Bed Bath & Beyond BBBY had been rebounding since a post earnings selloff, but a Bank of America downgrade may end the trend. Bed Bath & Beyond was cut from neutral to underperform and the price target was dropped from $63 to $51.
One of the biggest threats Bed Bath & Beyond faces is competition from online giants. Analyst Denise Chai writes about how online competitors will have more of a threat to margins than sales.
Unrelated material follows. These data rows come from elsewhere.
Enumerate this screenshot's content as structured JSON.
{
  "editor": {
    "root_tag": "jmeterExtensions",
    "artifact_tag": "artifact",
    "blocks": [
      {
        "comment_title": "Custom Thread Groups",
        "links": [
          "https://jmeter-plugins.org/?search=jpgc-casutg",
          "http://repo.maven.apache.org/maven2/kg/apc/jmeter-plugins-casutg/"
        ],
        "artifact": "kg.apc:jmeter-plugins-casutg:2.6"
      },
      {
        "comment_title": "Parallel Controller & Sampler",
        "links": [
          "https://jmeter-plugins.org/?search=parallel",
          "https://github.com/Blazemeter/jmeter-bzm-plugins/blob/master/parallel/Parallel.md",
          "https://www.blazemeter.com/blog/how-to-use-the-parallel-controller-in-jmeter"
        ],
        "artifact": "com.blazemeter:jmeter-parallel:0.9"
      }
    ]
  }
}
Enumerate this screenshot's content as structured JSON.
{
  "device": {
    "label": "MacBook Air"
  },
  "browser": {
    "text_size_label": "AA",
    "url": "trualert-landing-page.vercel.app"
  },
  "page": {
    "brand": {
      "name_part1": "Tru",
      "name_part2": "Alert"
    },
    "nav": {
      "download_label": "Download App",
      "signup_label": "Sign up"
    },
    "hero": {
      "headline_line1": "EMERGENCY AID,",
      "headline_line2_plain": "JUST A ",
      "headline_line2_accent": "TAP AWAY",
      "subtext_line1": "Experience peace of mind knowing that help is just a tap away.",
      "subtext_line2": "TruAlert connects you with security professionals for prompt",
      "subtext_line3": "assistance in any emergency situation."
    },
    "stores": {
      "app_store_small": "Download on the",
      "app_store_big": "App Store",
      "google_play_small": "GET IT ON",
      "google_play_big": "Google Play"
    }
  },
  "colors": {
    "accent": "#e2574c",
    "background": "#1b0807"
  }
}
Related: Bank of America, Morgan Stanley Comment On Bed Bath & Beyond's Earnings Miss
“In our view, BBBY made a critical mistake in waiting until 2012 to make significant investments in its online platform. Not only has this allowed rivals to gain a meaningful lead in terms of scale and customer loyalty, but it leaves BBBY in the unenviable position of investment catchup in a prolonged period of soft comps. Going forward, we believe BBBY will continue to face a vicious cycle of limited online growth, muted comps, forced reinvestment, and deleverage.”
The $51 price target is based on 10 times blended 2014 and 2015 earnings while the previous price target was based on 12 times. Chai notes that this multiple is the second lowest of his coverage group, only behind Staples.
Shares of Bed Bath & Beyond were last trading at $58.95, down 0.67 percent on the downgrade.